Ale myślę, że Twój się po prostu waha. Jeszcze do końca się nie odciął do tamtej, a boi się lub jeszcze nie do końca wyobraża sobie powrót. Jego kowalska też pewnie mimo przemyśleń brnie dalej. Co to da ,że ma przebłyski i wyrzuty sumienia? Gdyby dojrzała emocjonalnie to za tym poszłyby czyny, czyli definitywne zerwanie i odcięcie się od Twojego męża? Jeśli wcześniej sama podsuwała Ci dowody zdrady męża, to przecież chciała rozpadu Waszego związku, walczyła o faceta. Nie jestem pewna, czy uzmysłowienie sobie przez Twojego męża dlaczego tak robiła przedtem wystarczy, by go dosunąć od niej na zawsze? Może za moment nie będzie już taki oburzony, a pomyśli, że to uroczo że kowalska o niego walczyła?
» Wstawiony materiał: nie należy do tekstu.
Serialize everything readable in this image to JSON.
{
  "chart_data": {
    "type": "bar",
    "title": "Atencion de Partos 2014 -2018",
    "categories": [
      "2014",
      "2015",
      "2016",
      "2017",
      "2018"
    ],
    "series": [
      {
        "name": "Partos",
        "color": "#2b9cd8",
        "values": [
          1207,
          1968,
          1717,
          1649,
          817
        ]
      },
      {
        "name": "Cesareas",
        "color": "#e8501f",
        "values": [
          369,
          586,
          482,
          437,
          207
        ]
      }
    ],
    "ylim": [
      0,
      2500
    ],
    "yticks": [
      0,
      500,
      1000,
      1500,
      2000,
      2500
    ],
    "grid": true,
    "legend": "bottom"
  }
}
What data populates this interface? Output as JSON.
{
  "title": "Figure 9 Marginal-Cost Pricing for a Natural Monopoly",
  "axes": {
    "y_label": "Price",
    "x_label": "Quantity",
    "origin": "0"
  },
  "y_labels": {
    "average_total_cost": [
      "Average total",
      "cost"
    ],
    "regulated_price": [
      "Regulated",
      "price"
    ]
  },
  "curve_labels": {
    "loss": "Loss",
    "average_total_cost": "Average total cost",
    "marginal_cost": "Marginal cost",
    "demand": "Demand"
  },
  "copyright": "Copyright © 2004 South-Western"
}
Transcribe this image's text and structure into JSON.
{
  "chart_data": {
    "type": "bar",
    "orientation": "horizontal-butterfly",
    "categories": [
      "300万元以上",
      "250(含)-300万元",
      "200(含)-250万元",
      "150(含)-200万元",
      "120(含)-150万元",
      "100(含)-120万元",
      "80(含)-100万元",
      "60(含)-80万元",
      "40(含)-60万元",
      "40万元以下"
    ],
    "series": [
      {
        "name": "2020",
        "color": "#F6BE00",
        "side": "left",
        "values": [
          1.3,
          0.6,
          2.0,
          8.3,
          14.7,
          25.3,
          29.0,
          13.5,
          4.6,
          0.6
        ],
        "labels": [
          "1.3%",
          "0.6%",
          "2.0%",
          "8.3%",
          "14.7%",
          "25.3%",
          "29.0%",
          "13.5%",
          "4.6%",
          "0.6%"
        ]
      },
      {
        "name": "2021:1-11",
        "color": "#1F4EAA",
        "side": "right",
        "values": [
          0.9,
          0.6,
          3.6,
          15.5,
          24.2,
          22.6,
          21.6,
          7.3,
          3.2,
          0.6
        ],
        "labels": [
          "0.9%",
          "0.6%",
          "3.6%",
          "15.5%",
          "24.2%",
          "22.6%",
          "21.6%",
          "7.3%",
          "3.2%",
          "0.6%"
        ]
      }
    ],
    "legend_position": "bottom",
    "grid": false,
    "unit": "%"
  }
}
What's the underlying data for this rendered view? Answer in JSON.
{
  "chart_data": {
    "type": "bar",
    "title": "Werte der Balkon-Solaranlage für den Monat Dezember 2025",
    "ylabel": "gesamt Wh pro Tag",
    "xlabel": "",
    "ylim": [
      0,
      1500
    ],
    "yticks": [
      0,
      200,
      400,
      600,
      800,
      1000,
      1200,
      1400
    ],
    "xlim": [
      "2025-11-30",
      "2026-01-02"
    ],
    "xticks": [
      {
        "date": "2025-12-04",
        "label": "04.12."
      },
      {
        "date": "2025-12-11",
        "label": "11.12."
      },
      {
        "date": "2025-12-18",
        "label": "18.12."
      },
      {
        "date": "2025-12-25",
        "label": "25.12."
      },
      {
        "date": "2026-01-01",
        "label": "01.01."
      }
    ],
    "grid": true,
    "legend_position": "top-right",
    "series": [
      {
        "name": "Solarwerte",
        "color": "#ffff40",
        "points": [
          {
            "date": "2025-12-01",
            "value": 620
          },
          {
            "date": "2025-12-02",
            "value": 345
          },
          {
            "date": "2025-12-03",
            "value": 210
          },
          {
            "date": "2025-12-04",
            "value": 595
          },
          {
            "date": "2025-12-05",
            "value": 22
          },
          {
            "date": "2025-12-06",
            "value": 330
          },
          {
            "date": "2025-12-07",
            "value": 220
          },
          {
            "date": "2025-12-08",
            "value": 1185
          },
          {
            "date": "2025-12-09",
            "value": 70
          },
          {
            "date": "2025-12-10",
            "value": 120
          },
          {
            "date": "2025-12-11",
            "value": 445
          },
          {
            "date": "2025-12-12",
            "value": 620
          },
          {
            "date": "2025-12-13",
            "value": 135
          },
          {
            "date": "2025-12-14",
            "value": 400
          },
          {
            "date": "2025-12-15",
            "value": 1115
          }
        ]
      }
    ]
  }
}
Musisz obserwować, stawiać granice i nie pozwalać się ranić, ale jednocześnie nie odcinać męża. Jak czytam forum, to pojawiają się opinie, że nie należy w tym etapie atakować kowalskiej, tylko przemilczeć swoje. Mąż musi sam wyciągnąć wnioski, żeby Ci nie zarzucił że to Twoja opinia i starasz się go przekonać. Nadejdzie moment, że otrzeźwienie będzie rzeczywiste i ocena kowalskiej też przybierze inny wymiar. Musisz czekać i tyle.
Nabieraj sił, byś potem dała radę z odbudową powalonej budowli...Waszego związku.
Tusia1987 [Usunięty]
Wysłany: 2015-12-30, 09:56
coraz mniej mam nadziei na odbudowę tej budowli.... Myślę, że na zgliszczach tej budowli stawiają sobie inną już budowlę. Nową... Wątpię w jej trwałość.... Bo to budowane bez najmocniejszego fundamentu- bez Boga.
Ale cóż...
Na razie zaczynam żyć jutrzejszym Sylwestrem
BjD [Usunięty]
Wysłany: 2015-12-30, 11:28
Dziewczyny jakie te nasze historie podobne.................. ech
Mój mąż też gra mega szczęśliwego................ ale ja znam go bardzo dobrze i wiem że aż taki szczęśliwy nie jest .................. w styczniu będzie rok jak się wyprowadził ....niby cały czas romans trwa, kochanka jest super, ekstra itd. ..................ale na pewno jest jakieś "ale" bo ja to widzę jak odwozi córcię lub przyjeżdża do córci i czasem spędza 2 czy 3 godziny w naszym domu ........ Ufam Bogu, że uda mu się wyprowadzić dobro z tego kryzysu i cały czas wierzę że mąż wróci, że będziemy mogli odrodzić nasze małżeństwo ...............tylko trzeba czekać................. zajmować się sobą, córcią.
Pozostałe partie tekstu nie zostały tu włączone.